Rendered Fat Content

Carless -Day Twenty Four -Judgement Day

beachedwhale
Half a block from our temporary home, after a long afternoon searching for a replacement place, a car blocked the street. I pulled our rental car to the curb, explaining to Amy that I’d go see what I might do to help. I’m nobody’s mechanic, but I could hear the knocking arrhythmia and see dismayed looks of the Sunday-suited people inside.

The driver spoke a broken, mumbling dialect I could barely understand. I think he was trying to get the engine to settle down before he tried to move the vehicle, but it was coughing and bucking. When he engaged the transmission, the engine died. After motioning another car around this beached whale, I suggested that he should coast the car to the curb because it didn’t seem like it was going to be going anywhere.
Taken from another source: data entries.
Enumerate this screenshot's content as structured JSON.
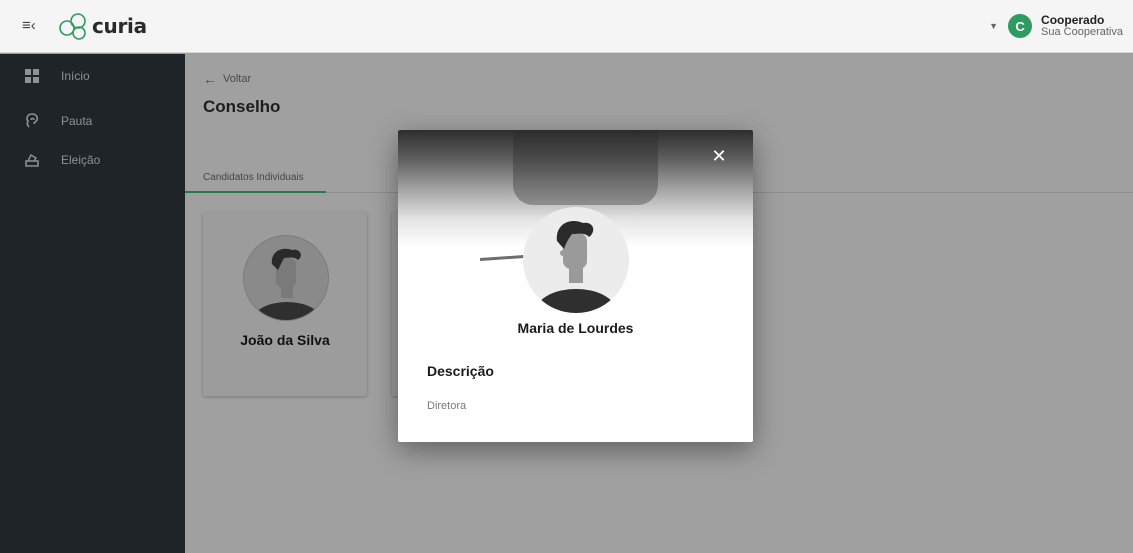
{
  "header": {
    "brand": "curia",
    "user_initial": "C",
    "user_name": "Cooperado",
    "user_cooperative": "Sua Cooperativa"
  },
  "sidebar": {
    "items": [
      {
        "label": "Início",
        "icon": "dashboard-icon"
      },
      {
        "label": "Pauta",
        "icon": "ear-icon"
      },
      {
        "label": "Eleição",
        "icon": "ballot-box-icon"
      }
    ]
  },
  "main": {
    "back_label": "Voltar",
    "title": "Conselho",
    "tabs": [
      {
        "label": "Candidatos Individuais",
        "active": true
      }
    ],
    "candidates": [
      {
        "name": "João da Silva"
      }
    ]
  },
  "modal": {
    "candidate_name": "Maria de Lourdes",
    "description_title": "Descrição",
    "description_text": "Diretora"
  },
  "colors": {
    "accent_green": "#2e9b5f",
    "sidebar_bg": "#1e2427"
  }
}
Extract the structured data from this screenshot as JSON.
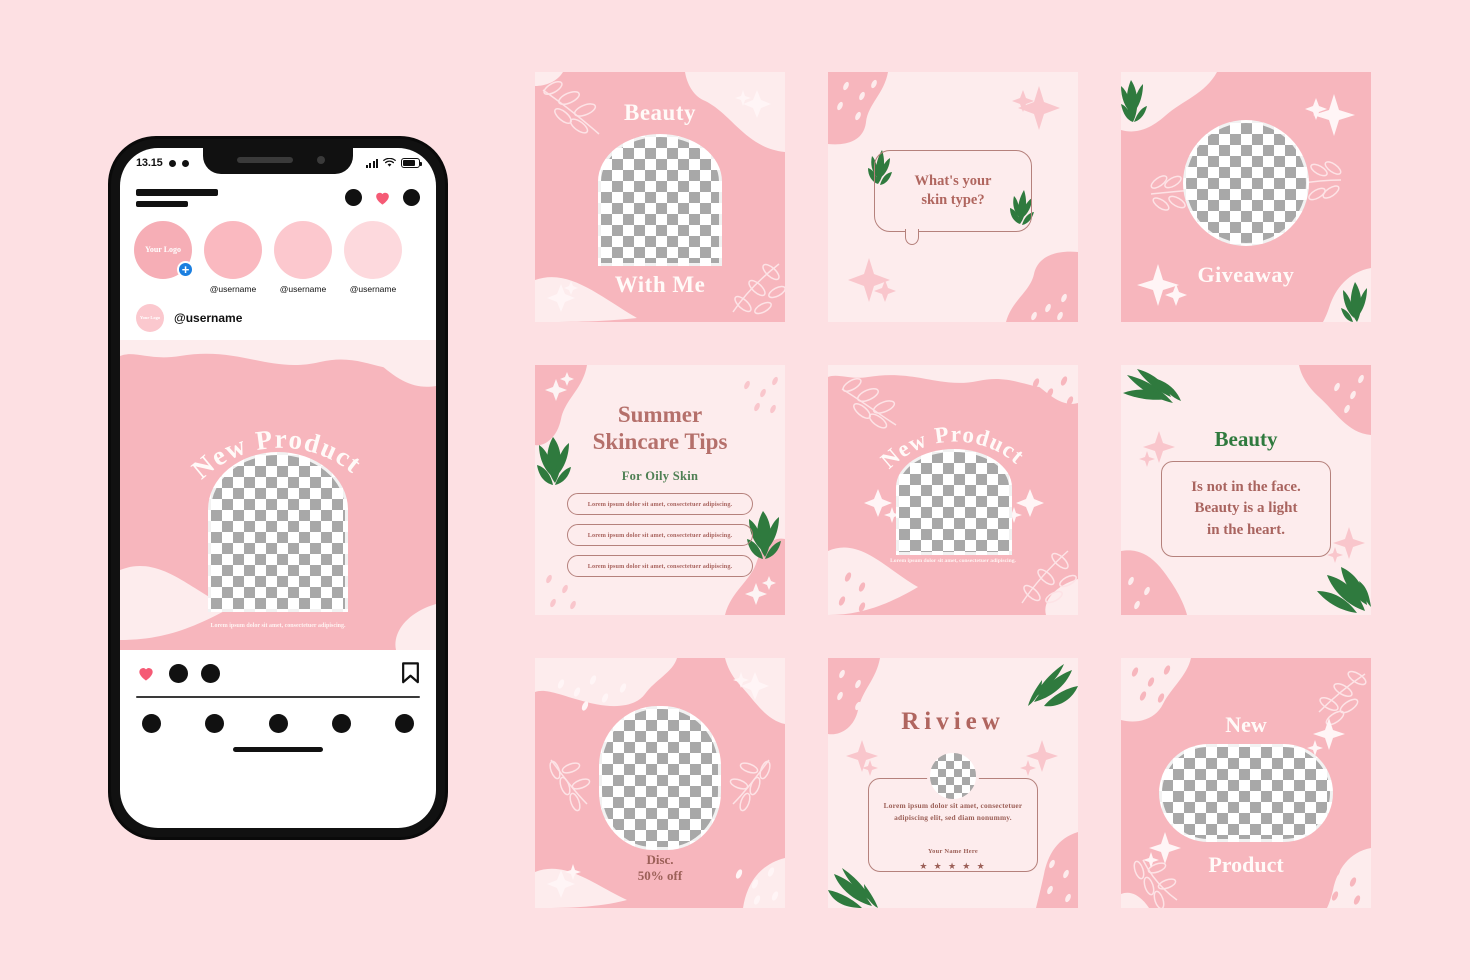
{
  "palette": {
    "page_bg": "#fde0e3",
    "card_pink": "#f7b6bd",
    "card_light": "#fdeced",
    "rose_text": "#b5706b",
    "rose_dark": "#a9645f",
    "green": "#2f7a3e",
    "white_text": "#fffaf8",
    "heart_red": "#f55a75",
    "badge_blue": "#1b7fe0"
  },
  "phone": {
    "status": {
      "time": "13.15",
      "signal_icon": "signal-bars-icon",
      "wifi_icon": "wifi-icon",
      "battery_icon": "battery-icon"
    },
    "header": {
      "logo_icon": "logo-placeholder-icon",
      "messenger_icon": "messenger-icon",
      "heart_icon": "heart-icon",
      "add_icon": "add-post-icon"
    },
    "stories": [
      {
        "label": "Your Logo",
        "username": "",
        "has_add_badge": true,
        "badge": "+"
      },
      {
        "label": "",
        "username": "@username",
        "has_add_badge": false
      },
      {
        "label": "",
        "username": "@username",
        "has_add_badge": false
      },
      {
        "label": "",
        "username": "@username",
        "has_add_badge": false
      }
    ],
    "post": {
      "avatar_label": "Your Logo",
      "username": "@username",
      "title": "New Product",
      "caption": "Lorem ipsum dolor sit amet, consectetuer adipiscing.",
      "actions": {
        "like_icon": "heart-icon",
        "comment_icon": "comment-icon",
        "share_icon": "share-icon",
        "save_icon": "bookmark-icon"
      }
    },
    "tabbar": {
      "home_icon": "home-icon",
      "search_icon": "search-icon",
      "reels_icon": "reels-icon",
      "shop_icon": "shop-icon",
      "profile_icon": "profile-icon"
    }
  },
  "grid": {
    "cards": [
      {
        "id": "beauty-with-me",
        "theme": "pink",
        "title_top": "Beauty",
        "title_bottom": "With Me",
        "placeholder": "arch-image-placeholder",
        "decor": [
          "leaf-outline-icon",
          "sparkle-icon",
          "blob-shape"
        ]
      },
      {
        "id": "skin-type-question",
        "theme": "light",
        "bubble_text": "What's your\nskin type?",
        "bubble_line1": "What's your",
        "bubble_line2": "skin type?",
        "decor": [
          "green-leaf-icon",
          "sparkle-icon",
          "blob-shape",
          "speech-bubble"
        ]
      },
      {
        "id": "giveaway",
        "theme": "pink",
        "title_bottom": "Giveaway",
        "placeholder": "circle-image-placeholder",
        "decor": [
          "green-leaf-icon",
          "leaf-outline-icon",
          "sparkle-icon",
          "blob-shape"
        ]
      },
      {
        "id": "summer-skincare-tips",
        "theme": "light",
        "title_line1": "Summer",
        "title_line2": "Skincare Tips",
        "subtitle": "For Oily Skin",
        "tips": [
          "Lorem ipsum dolor sit amet, consectetuer adipiscing.",
          "Lorem ipsum dolor sit amet, consectetuer adipiscing.",
          "Lorem ipsum dolor sit amet, consectetuer adipiscing."
        ],
        "decor": [
          "green-leaf-icon",
          "sparkle-icon",
          "blob-shape",
          "dots-pattern"
        ]
      },
      {
        "id": "new-product-arch",
        "theme": "pink",
        "arc_title": "New Product",
        "caption": "Lorem ipsum dolor sit amet, consectetuer adipiscing.",
        "placeholder": "arch-image-placeholder",
        "decor": [
          "leaf-outline-icon",
          "sparkle-icon",
          "blob-shape",
          "dots-pattern"
        ]
      },
      {
        "id": "beauty-quote",
        "theme": "light",
        "title": "Beauty",
        "quote_line1": "Is not in the face.",
        "quote_line2": "Beauty is a light",
        "quote_line3": "in the heart.",
        "decor": [
          "green-leaf-icon",
          "sparkle-icon",
          "blob-shape",
          "dots-pattern"
        ]
      },
      {
        "id": "discount-50",
        "theme": "pink",
        "label_line1": "Disc.",
        "label_line2": "50% off",
        "placeholder": "oval-image-placeholder",
        "decor": [
          "leaf-outline-icon",
          "sparkle-icon",
          "blob-shape",
          "dots-pattern"
        ]
      },
      {
        "id": "review",
        "theme": "light",
        "title": "Riview",
        "review_text": "Lorem ipsum dolor sit amet, consectetuer adipiscing elit, sed diam nonummy.",
        "reviewer_name": "Your Name Here",
        "rating": "★ ★ ★ ★ ★",
        "rating_value": 5,
        "placeholder": "circle-avatar-placeholder",
        "decor": [
          "green-leaf-icon",
          "sparkle-icon",
          "blob-shape",
          "dots-pattern"
        ]
      },
      {
        "id": "new-product-pill",
        "theme": "pink",
        "title_top": "New",
        "title_bottom": "Product",
        "placeholder": "pill-image-placeholder",
        "decor": [
          "leaf-outline-icon",
          "sparkle-icon",
          "blob-shape",
          "dots-pattern"
        ]
      }
    ]
  }
}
It was busted.

Two young men piled out and the three of us pushed, helping back the carcass into a driveway and back out onto the steep downhill grade. The driver awkwardly coasted to the curb.

”Where are you going?” I asked. “I could give you a lift.”
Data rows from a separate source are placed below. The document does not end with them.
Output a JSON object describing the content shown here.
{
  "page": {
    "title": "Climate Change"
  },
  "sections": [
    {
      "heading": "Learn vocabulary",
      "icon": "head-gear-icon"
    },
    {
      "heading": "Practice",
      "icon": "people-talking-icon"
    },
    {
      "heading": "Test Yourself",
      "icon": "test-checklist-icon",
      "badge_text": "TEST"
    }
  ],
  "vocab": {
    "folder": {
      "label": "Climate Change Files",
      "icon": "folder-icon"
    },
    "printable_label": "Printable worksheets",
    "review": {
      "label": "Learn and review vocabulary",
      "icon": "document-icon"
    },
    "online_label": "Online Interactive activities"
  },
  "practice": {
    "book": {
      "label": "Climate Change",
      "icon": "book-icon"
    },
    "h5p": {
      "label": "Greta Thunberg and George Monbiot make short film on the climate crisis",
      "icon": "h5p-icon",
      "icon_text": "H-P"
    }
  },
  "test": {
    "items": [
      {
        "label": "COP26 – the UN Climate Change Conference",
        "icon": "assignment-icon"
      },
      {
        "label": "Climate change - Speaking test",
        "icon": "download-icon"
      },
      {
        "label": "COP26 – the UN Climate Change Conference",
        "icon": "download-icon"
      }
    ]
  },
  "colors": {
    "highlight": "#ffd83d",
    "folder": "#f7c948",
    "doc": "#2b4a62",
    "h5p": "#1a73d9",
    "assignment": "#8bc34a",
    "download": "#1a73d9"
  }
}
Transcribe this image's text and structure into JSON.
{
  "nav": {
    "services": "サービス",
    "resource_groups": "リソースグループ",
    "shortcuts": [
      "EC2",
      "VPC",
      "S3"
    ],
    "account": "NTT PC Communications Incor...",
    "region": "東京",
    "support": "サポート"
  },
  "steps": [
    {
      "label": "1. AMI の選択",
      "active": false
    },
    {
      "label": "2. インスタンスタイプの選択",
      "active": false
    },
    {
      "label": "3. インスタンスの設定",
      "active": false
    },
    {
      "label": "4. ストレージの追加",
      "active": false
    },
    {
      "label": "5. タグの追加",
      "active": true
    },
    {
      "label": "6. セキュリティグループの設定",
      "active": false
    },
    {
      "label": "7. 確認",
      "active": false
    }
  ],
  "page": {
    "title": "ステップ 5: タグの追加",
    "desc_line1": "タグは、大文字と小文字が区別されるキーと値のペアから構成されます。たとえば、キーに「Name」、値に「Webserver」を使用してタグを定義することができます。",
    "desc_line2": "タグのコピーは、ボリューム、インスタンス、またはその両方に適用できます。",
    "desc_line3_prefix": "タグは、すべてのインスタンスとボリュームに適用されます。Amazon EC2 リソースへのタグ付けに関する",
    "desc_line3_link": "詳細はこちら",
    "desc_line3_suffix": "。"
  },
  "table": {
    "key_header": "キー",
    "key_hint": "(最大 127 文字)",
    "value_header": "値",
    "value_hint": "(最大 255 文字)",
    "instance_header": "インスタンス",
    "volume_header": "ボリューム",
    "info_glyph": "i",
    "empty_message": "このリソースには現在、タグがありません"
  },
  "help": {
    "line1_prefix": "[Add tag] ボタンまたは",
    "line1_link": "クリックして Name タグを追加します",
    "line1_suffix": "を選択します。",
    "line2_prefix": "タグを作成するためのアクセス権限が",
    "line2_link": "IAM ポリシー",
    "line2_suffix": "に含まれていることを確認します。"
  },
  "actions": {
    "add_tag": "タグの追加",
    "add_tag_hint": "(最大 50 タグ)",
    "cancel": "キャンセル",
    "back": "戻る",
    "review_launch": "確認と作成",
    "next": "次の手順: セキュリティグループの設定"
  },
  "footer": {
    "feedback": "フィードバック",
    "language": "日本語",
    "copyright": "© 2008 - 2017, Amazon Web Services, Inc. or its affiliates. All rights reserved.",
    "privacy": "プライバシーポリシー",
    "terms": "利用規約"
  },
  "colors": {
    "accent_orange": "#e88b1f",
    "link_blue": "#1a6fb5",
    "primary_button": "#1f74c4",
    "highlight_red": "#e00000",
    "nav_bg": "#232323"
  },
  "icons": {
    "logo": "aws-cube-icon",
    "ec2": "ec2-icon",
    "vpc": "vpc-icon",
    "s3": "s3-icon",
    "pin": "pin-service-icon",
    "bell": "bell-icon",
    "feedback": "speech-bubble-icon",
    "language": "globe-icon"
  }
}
Appreciative nods. They were headed to church. Because we’d rented a car for the weekend, I really could help. They weren’t going far, about ten minutes away by car and a millennium distant from our liberal enclave, down off our high, hilly ground to a Jehovah’s Witness Hall down on the swampy river bottom below.

As we started down the hill, the dead car’s driver noted that God was using me to help them. I think he said that he could have called his friends at church and they could have come to pick them up, but then they’d all miss their meeting. This way, they would all attend the service then deal with that car after.
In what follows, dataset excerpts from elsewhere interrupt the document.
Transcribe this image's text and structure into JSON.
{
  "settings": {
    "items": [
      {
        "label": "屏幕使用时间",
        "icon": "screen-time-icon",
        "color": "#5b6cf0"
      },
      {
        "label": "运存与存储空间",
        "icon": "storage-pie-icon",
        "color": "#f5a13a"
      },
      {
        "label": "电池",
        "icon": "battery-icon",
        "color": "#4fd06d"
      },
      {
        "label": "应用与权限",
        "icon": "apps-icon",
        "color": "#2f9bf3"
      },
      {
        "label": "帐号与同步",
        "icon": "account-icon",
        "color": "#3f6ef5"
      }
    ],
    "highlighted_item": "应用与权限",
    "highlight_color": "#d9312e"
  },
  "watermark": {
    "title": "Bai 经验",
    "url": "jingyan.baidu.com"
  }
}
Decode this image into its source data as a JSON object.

I said it was my pleasure to be able to help, but he insisted that it didn’t matter whether I was pleased or not because God was using me. ... Fine, we’d small talk. ... He explained that a friend had borrowed his car to pick up family at the airport, loaning him the now dead car. How embarrassing.

As we pulled into the parking lot in front of their church, one of the young men in the back handed me a copy of Watchtower magazine, explaining that it features a fine piece on what will happen on Judgement Day. I thanked him, shaking hands as this smiling group exited the car to head inside.

I have no intention of reading their tract. I stuffed it into the recycling bin as I came into the garage back home. I already know what’s gonna happen on Judgement Day, and that today, like yesterday and like tomorrow, turns out to be Judgement Day. On that glorious day, I’ll encounter some inconvenience and get to choose my response. The beached whale’s driver said that one driver came up behind them stalled on our hill and simply started honking his car’s horn and screaming profanely, as if railing might remove the barrier. Such was that poor soul’s Judgement Day, and he chose to judge harshly.

On this Judgement Day, I chose generosity, which, while always a choice isn’t always the option I choose. Whether God’s hand or mine signed that rental car agreement might not matter. I had a pen handy so I signed my name on the forms. Whether God was using me or not, I was the one judging my performance. I’d been in a funky, hopeless mood all day and I really needed to get out of my head and back into my heart.

I think God smote that V6 oil-burner to provide my opportunity to save myself.